# Punished



## Zoton (Feb 4, 2014)

I've been punished-Called in the local Texaco station on the way to our walk today,less than 3 mins ,car was in full view so no issue about leaving them in the boot and this is what i opened it up to.
Next time call in on the way home-never delay a Viz walk..........

DSC_0005 by Robert James, on Flickr

Now which one would it have been .......


DSC_0006 by Robert James, on Flickr


And yes,I just laughed............


----------



## nushearman (Dec 28, 2015)

We had our first casualty today... our little vizsla pup has been so so good and my husband left him unattended for 2 mins to go for a wee and well the pup was found playing a great new game on his return... shredding the cheese plant!


----------



## Bob Engelhardt (Feb 14, 2012)

nushearman said:


> We had our first casualty today... ... shredding the cheese plant!


He was very thorough!
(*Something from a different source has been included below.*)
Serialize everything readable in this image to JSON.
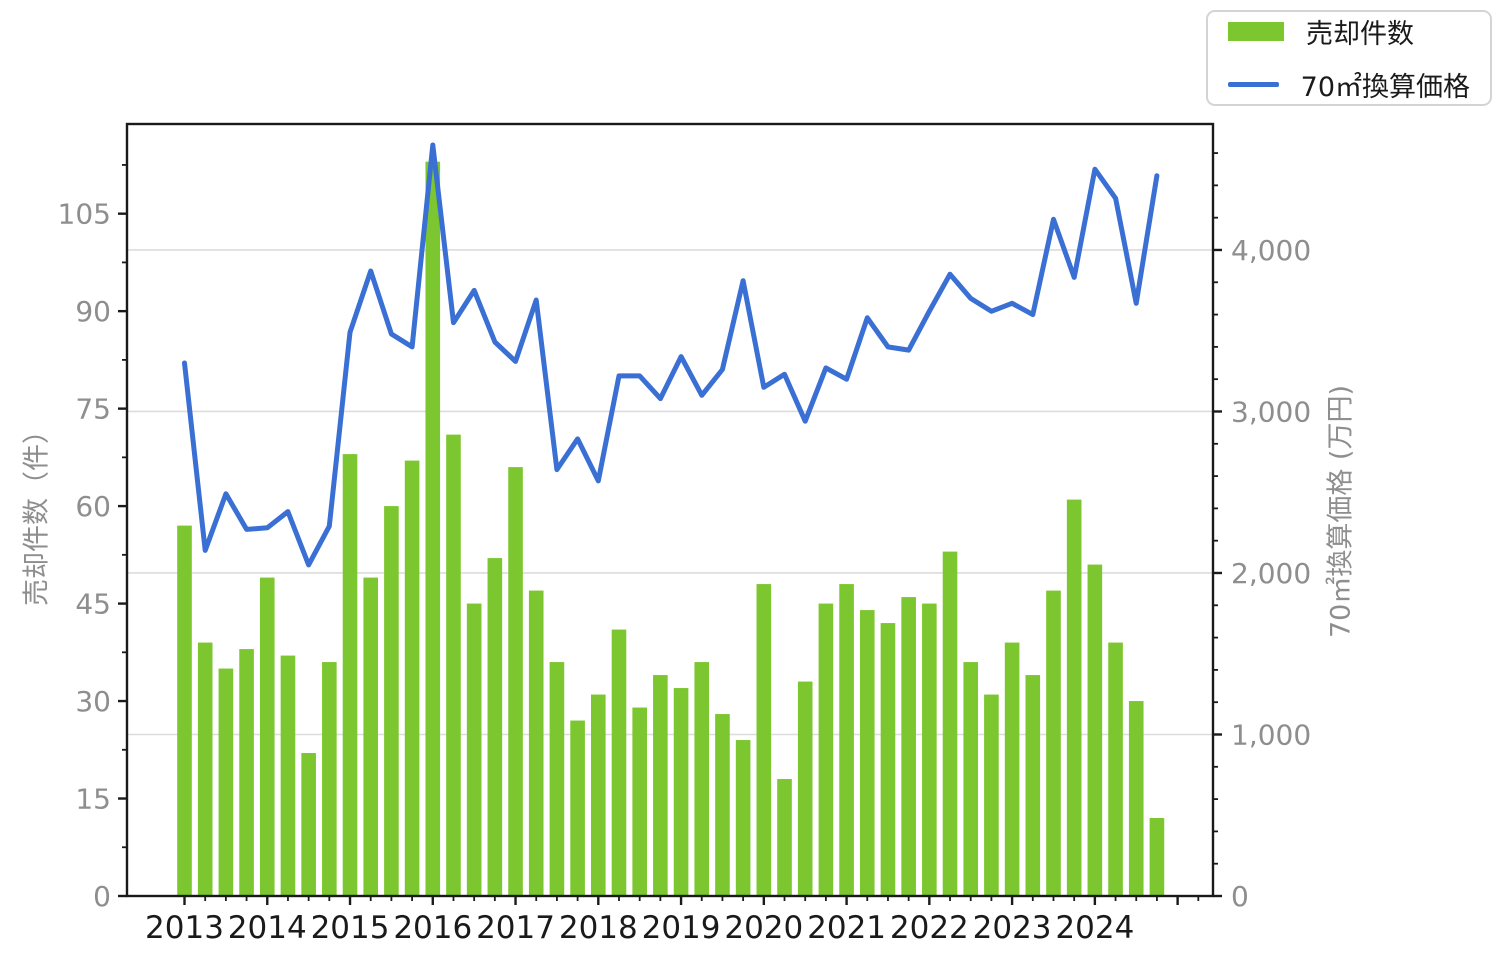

It look like he had a lot of fun doing it.


----------



## nushearman (Dec 28, 2015)

Bob said:


> nushearman said:
> 
> 
> > We had our first casualty today... ... shredding the cheese plant!
> ...


I'm pretty sure he had a fantastic time  cheeky monkey.


----------



## texasred (Jan 29, 2012)

Never a dull moment with these dogs.


----------